I agree with you a hundred percent, I think it's a great example of the nuclear sub, you know military side of things where we don't just trust and, you know, and make sure. I know in the military, in the army, we didn't just trust that the gun was gonna shoot, you know? We made sure we went and practiced and every time we picked it up and after we cleaned it and put it back together, it shot. And they made us take that gun apart and put it back together and shoot it every single time we touched it, because the day that you put it together wrong and push it up and really get it to shoot and it doesn't shoot, you're not going to be with us for very long. So it's always about that.

Dr. Darin Detwiler: Well, it's always about, I think, the idea that, again, trust and, and you've really supported this notion here. Trust is not a one time thing. Trust is not a one party thing. Trust is this continuous responsibility of multiple partners that has to be checked and validated over and over and over again. And it never ends. And once you say that we're good, you know, it's, it's kind of like the painting of the Golden Gate Bridge in San Francisco. As soon as you're done, you got to start all over again. It's not a quick process. It's a long process that involves many actors and many stages and steps.

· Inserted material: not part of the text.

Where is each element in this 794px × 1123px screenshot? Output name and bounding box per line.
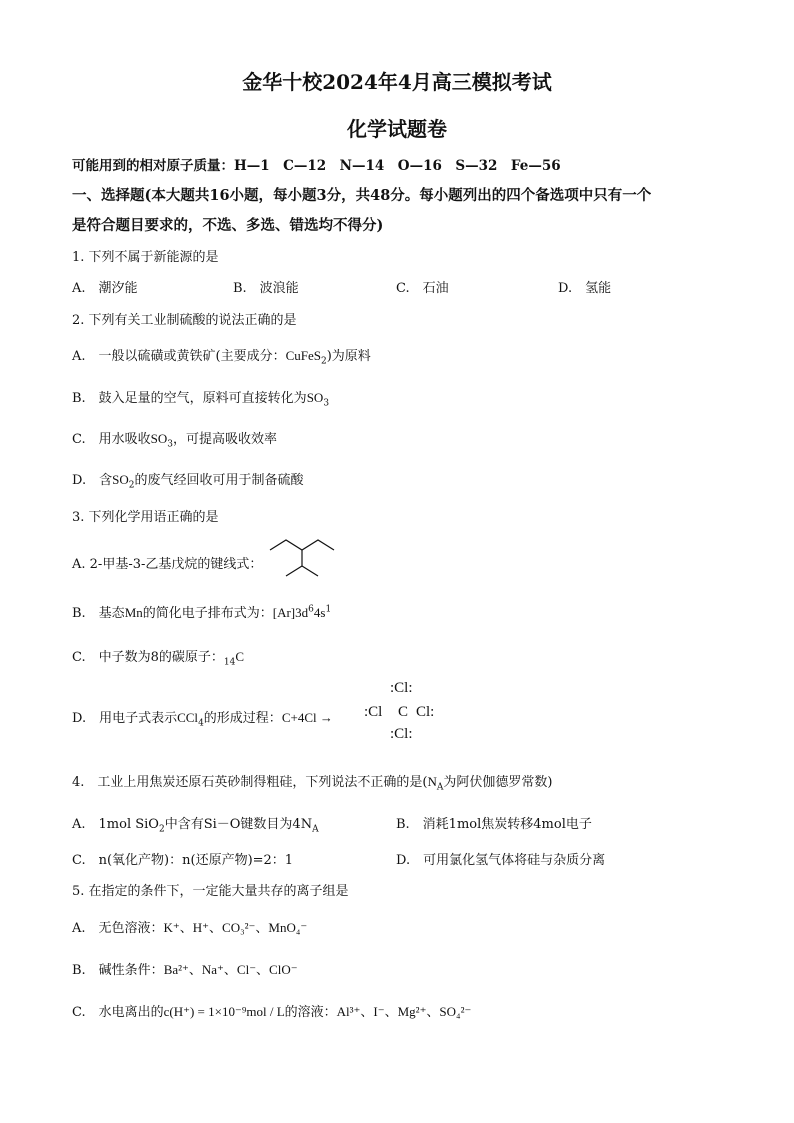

Look, I want to thank you. So many great points you brought up here. And we're going to continue this conversation on some other episodes, but I think it's important to make sure that people understand: trust is not easy. Trust is not a one person thing. Trust is not a one and done or something to rest your laurels on some piece of paper.

It is a very complicated and lengthy process that never ends. And it's extremely important, even if your end customer just rests on assumptions. We want to make sure that we can have consumers that can feel that they can assume that we are doing what has to be done behind the scenes to maintain the trust. Hal, thank you very much. For My Trusted Source, this has been Trust Bites.